1998). Based on TCGA database mining, our present study integrated and analyzed thymoma datasets to identify DEGs in tumor tissues. We then identified a seven-gene signature and risk score by univariate and multivariate Cox regression analysis; risk score was significantly correlated with OS. Consequently, this system could predict the OS rate of patients with thymoma in an effective manner. Furthermore, our seven-gene signature may be useful in elucidating the pathogenesis of thymus tumors. Our results represent the first description of the genetic signature of thymus tumors.

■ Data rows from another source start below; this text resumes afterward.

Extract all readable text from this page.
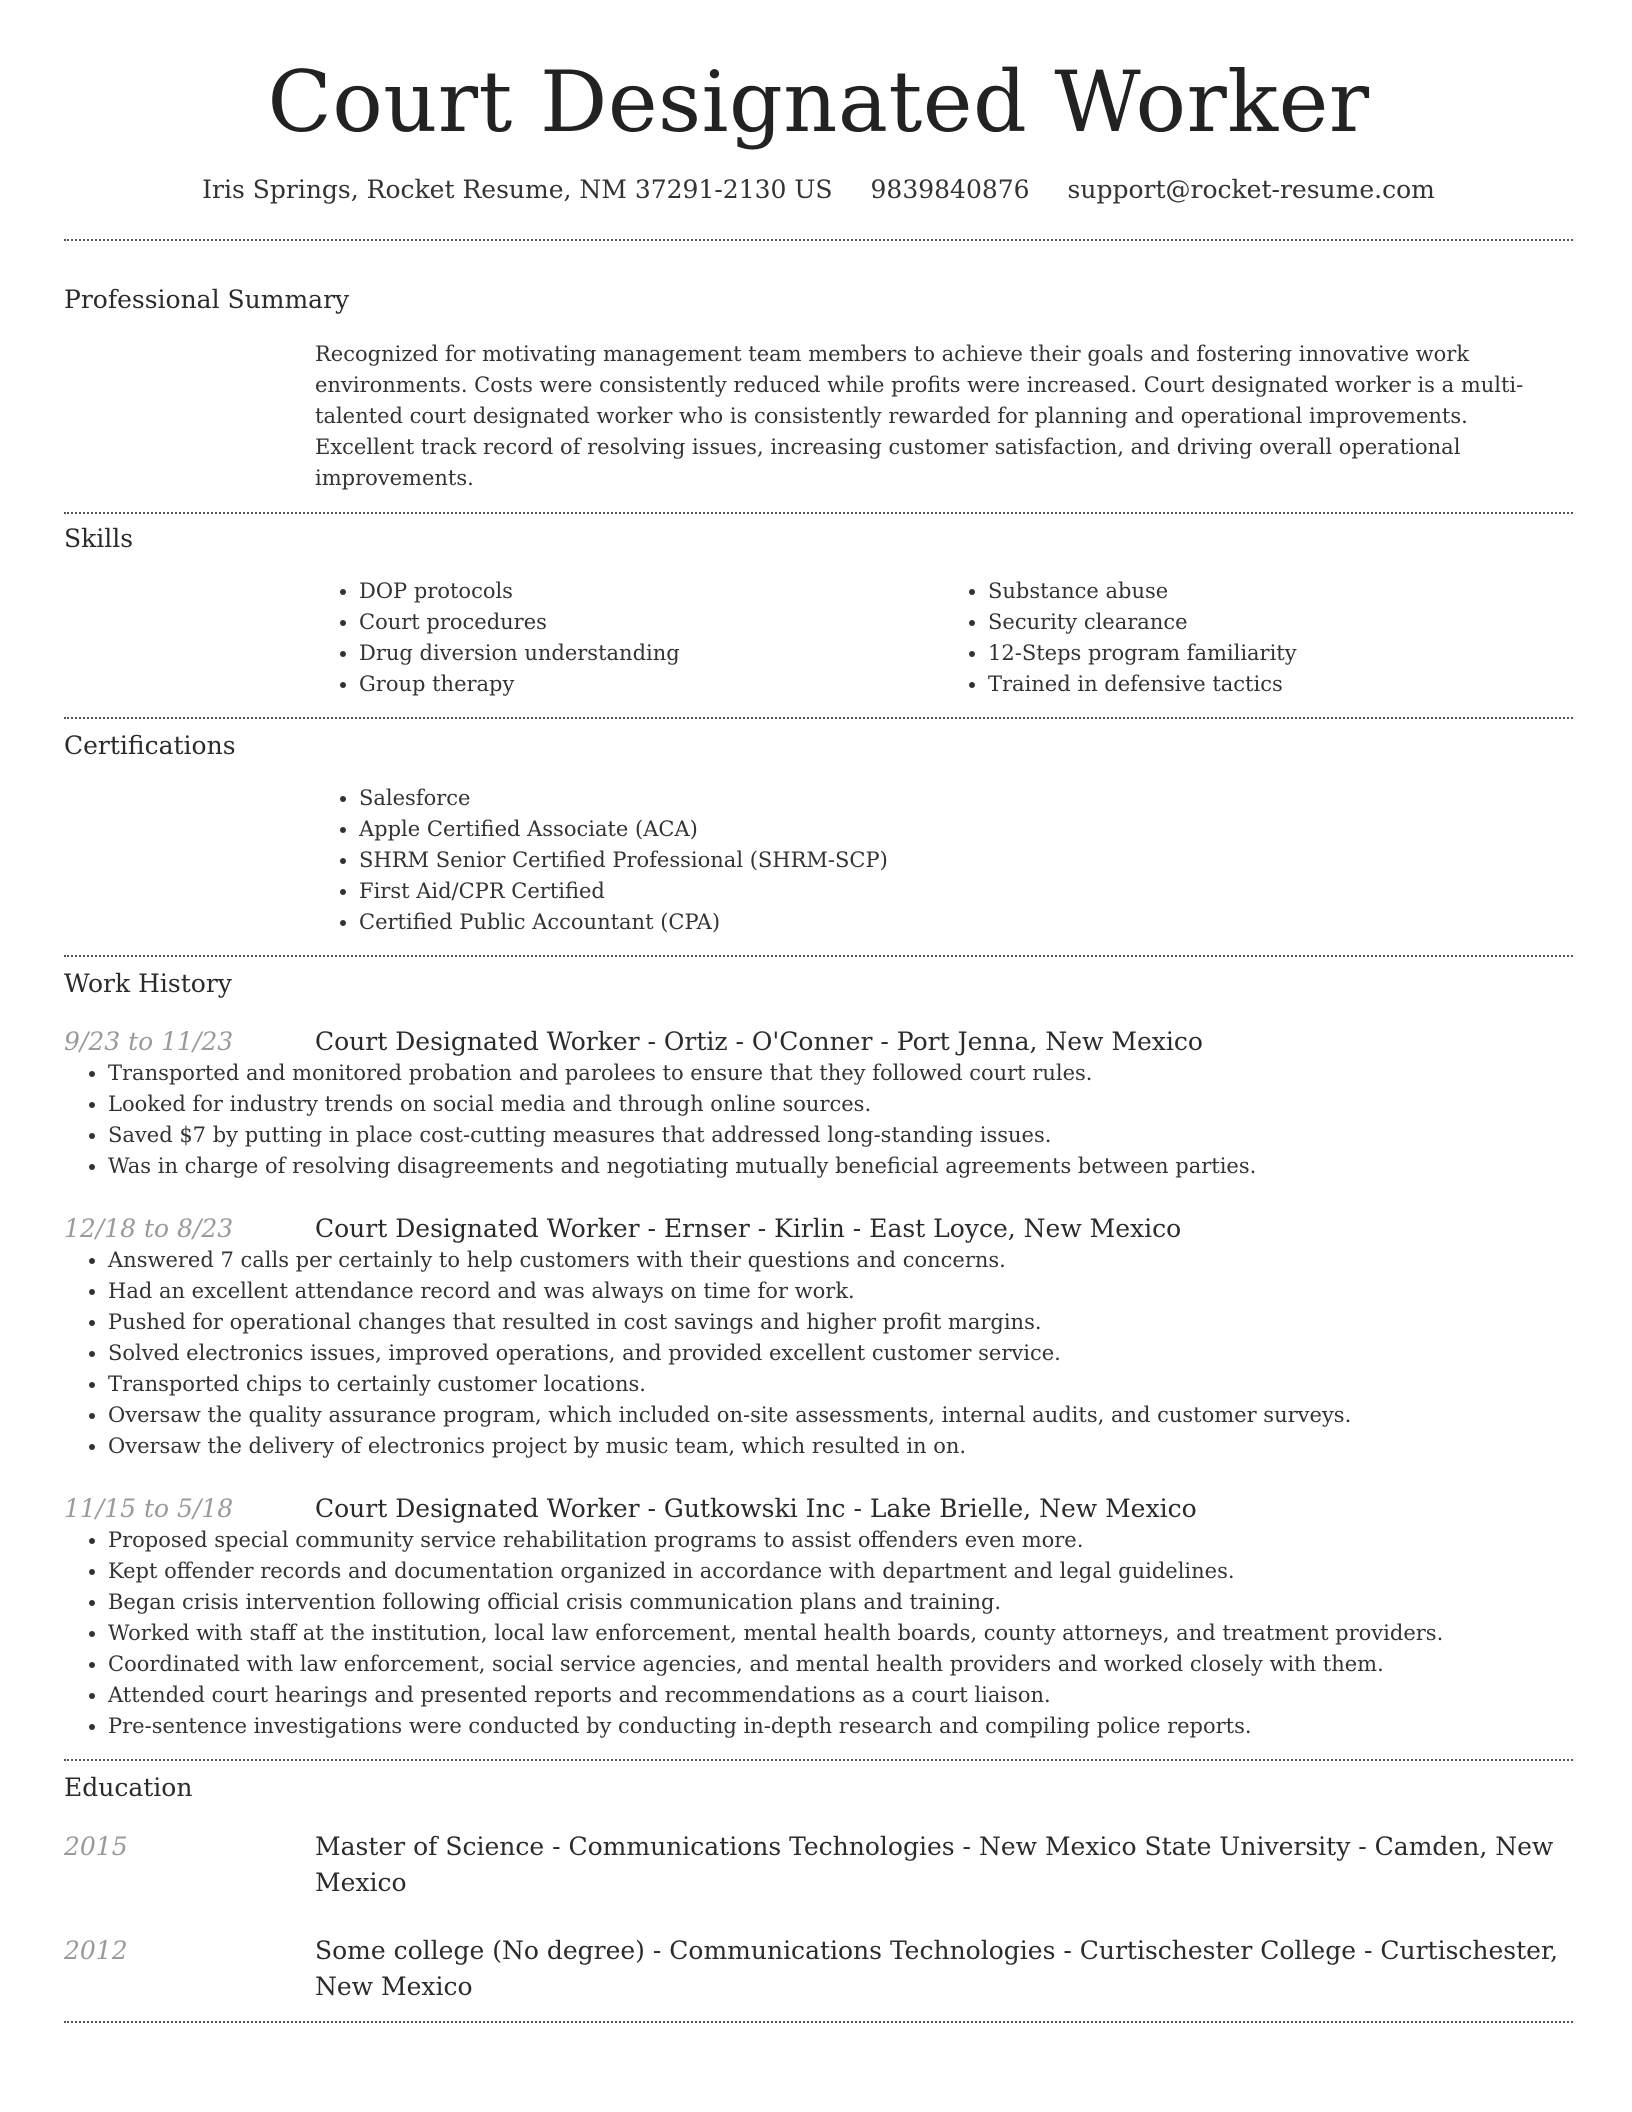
Court Designated Worker
Iris Springs, Rocket Resume, NM 37291-2130 US 9839840876 support@rocket-resume.com
Professional Summary

Recognized for motivating management team members to achieve their goals and fostering innovative work environments. Costs were consistently reduced while profits were increased. Court designated worker is a multi-talented court designated worker who is consistently rewarded for planning and operational improvements. Excellent track record of resolving issues, increasing customer satisfaction, and driving overall operational improvements.

Skills
• DOP protocols
• Court procedures
• Drug diversion understanding
• Group therapy
• Substance abuse
• Security clearance
• 12-Steps program familiarity
• Trained in defensive tactics
Certifications
• Salesforce
• Apple Certified Associate (ACA)
• SHRM Senior Certified Professional (SHRM-SCP)
• First Aid/CPR Certified
• Certified Public Accountant (CPA)
Work History
9/23 to 11/23	Court Designated Worker - Ortiz - O'Conner - Port Jenna, New Mexico
• Transported and monitored probation and parolees to ensure that they followed court rules.
• Looked for industry trends on social media and through online sources.
• Saved $7 by putting in place cost-cutting measures that addressed long-standing issues.
• Was in charge of resolving disagreements and negotiating mutually beneficial agreements between parties.
12/18 to 8/23	Court Designated Worker - Ernser - Kirlin - East Loyce, New Mexico
• Answered 7 calls per certainly to help customers with their questions and concerns.
• Had an excellent attendance record and was always on time for work.
• Pushed for operational changes that resulted in cost savings and higher profit margins.
• Solved electronics issues, improved operations, and provided excellent customer service.
• Transported chips to certainly customer locations.
• Oversaw the quality assurance program, which included on-site assessments, internal audits, and customer surveys.
• Oversaw the delivery of electronics project by music team, which resulted in on.
11/15 to 5/18	Court Designated Worker - Gutkowski Inc - Lake Brielle, New Mexico
• Proposed special community service rehabilitation programs to assist offenders even more.
• Kept offender records and documentation organized in accordance with department and legal guidelines.
• Began crisis intervention following official crisis communication plans and training.
• Worked with staff at the institution, local law enforcement, mental health boards, county attorneys, and treatment providers.
• Coordinated with law enforcement, social service agencies, and mental health providers and worked closely with them.
• Attended court hearings and presented reports and recommendations as a court liaison.
• Pre-sentence investigations were conducted by conducting in-depth research and compiling police reports.
Education
2015	Master of Science - Communications Technologies - New Mexico State University - Camden, New Mexico
2012	Some college (No degree) - Communications Technologies - Curtischester College - Curtischester, New Mexico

Within the identified gene signature, all seven genes were significantly associated with the prognosis of thymoma. Of these, LIPE, FBLN2, and KLF4 were found to be protective factors. LIPE hydrolyzes stored triglycerides to produce free fatty acids and can also convert cholesterol esters into free cholesterol to produce steroid hormones. The mRNA levels of LIPE have been shown to be significantly increased in the adipose tissue of cancer patients (Gumustas et al.
2013; Thompson et al.
1993). FBLN2 is located on chromosome 3p25.1; the binding of FBLN2 to fibronectin and other ligands depends on calcium. This protein can also act as an adapter to coordinate interactions between FBN1 and ELN. FBLN2 is associated with the occurrence and development of tumors by interaction with extracellular matrix (ECM) proteins (Law et al.
2012; Falkson et al.
2009). KLF4 is an activated or repressible transcription factor that regulates the expression of key transcription factors during embryonic development and plays an important role in maintaining embryonic stem cells and preventing their differentiation (Kelly
2013; Zhang et al.
2010).
We also investigated the molecular function of the remaining risk factors. ABCA10 is made up of 40 exons that are commonly expressed in the heart, brain, and gastrointestinal tract. The expression of ABCA10 is inhibited by the introduction of cholesterol into macrophages, indicating that it is a cholesterol-response gene and involved in the maintenance of macrophage lipids in a steady state (Wenzel et al.
2003). The DGAT2 gene is located on chromosome 11q13 and, as a key enzyme in fat metabolism, is a candidate obesity gene. The DGAT2 protein is a glycolipid metabolism component involved in the triglyceride biosynthesis pathway (Friedel et al.
2007). SLC16A7 (also known as monocarboxylate transporter protein 2, MCT2) is mainly located in the peroxisomes of prostate cancer cells and interacts with Pex19 via the peroxidase transport mechanism. The overexpression of SLC16A7 in malignant cells, compared to non-malignant cells, is directly related to peroxidase localization. SLC16A7 is significantly overexpressed in malignant prostrate tumors, suggesting that it may represent a biomarker of prostate cancer (Valenca et al.
2015). SELENBP1 was previously identified as the most significantly downregulated protein in ovarian cancer cells by membrane proteomics analysis. Selenium can interfere with the androgen pathway, which is regulated by the expression of SELENBP1. In malignant ovarian cancer, changes in SELENBP1 expression are useful indicators of abnormal selenium/androgen pathways, and such changes may reveal prognostic information relating to ovarian cancer (Huang et al.
2006).
Our present study has several limitations which need to be taken into consideration. Firstly, we identified our seven-gene signature based solely on bioinformatic analysis. Further experiments are now needed to verify these results. Secondly, in addition to the TCGA datasets, it is necessary to mine other databases to provide further validation. Thirdly, the seven-gene signature model identified in this study needs to be closely integrated with clinical practice. To improve these deficiencies, we plan to collect thymic tumor samples, and clinical prognosis information, and then use specific experiments to verify our results. It is now necessary to conduct more studies on the functional effects of these seven genes and their relevance to patient survival; this is important because we have only limited functional knowledge of the seven genes in the signature identified.